Ms Wandia said that their goal is to reduce the number of people going to bed hungry from 10 per cent (900 million) to 3 per cent (70 million) by 2030. They also want to see a drop in deaths from hunger per year by 65 per cent by 2030.
“When I started this project, I had goals that I wanted to achieve. I am excited because I know this product will save lives,” she said.
According to Innocent, human beings cannot digest grass because they don't have the enzyme in the gastrointestinal tract to break down the cellulose in the grass.
He said they are using a blender to grind the grass into powder and later add an enzyme to break down the cellulose into starch.
He said that at the laboratory they have necessary the temperature, pressure, and conditions for the reaction to occur after adding the enzymes which convert it to amylose, a starch that is similar to the one found in maize.
He said that once the reaction is complete, the final product has to pass the iodine test to ascertain that it is starch.
“When Wandia told me about the project I didn’t think it was something viable. I laughed it off but I later sat down and reassessed it,” he said.
"We approached our lecturers and through their guidance, we have solved the puzzle. We are now waiting for a certificate from the Kenya Bureau of Standards to clear the product as fit for human consumption before we can begin large-scale production," he added.
Mr Wilson Balongo, the Innovation and Business Incubation Coordinator at the institution said that the innovation will promote grass farming, help solve the unemployment in the country and develop the county's economy.

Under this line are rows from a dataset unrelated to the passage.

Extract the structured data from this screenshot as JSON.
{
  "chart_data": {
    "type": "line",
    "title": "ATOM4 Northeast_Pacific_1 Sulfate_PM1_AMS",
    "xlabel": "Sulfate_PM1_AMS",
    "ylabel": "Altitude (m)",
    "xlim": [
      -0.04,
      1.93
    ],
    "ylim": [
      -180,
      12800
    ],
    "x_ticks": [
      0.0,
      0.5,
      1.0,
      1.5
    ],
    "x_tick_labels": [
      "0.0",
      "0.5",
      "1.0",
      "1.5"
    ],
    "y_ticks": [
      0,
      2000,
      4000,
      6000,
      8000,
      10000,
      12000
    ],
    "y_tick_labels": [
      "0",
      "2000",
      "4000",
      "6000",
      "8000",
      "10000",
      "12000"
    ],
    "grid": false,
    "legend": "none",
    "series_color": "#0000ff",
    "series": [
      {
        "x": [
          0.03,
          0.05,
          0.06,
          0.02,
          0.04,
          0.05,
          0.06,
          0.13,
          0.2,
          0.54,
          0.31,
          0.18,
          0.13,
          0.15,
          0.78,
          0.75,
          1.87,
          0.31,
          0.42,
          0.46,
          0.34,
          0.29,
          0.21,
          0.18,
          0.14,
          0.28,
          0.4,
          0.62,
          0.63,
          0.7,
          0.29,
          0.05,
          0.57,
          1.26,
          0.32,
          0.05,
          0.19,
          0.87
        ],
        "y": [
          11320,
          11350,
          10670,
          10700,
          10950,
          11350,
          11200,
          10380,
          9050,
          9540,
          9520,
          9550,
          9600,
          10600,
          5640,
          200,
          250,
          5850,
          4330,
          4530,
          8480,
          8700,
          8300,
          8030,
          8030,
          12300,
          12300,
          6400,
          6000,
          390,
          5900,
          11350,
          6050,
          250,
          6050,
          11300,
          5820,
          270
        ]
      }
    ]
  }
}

He said that as an institution, they have already started the process of patenting the project at the Kenya Industrial Property Institute (KIPI) to protect industrial intellectual property rights.
"We urge other innovators and friends or partners who are interested in innovation, to join us. We will accept any kind of support. So far, the university has come in handy to provide this platform for our innovators,” he said.
This innovation comes at a time after the government lifted the ban on Genetically Modified Organisms (GMO).
“Our product is not genetically modified organisms but simply a chemical that has been transformed from one form to another. Just like when you eat beans, the body converts them into amino acids. These amino acids are not GMOs, they are just transformed from one chemical form to another” said Mr Innocent.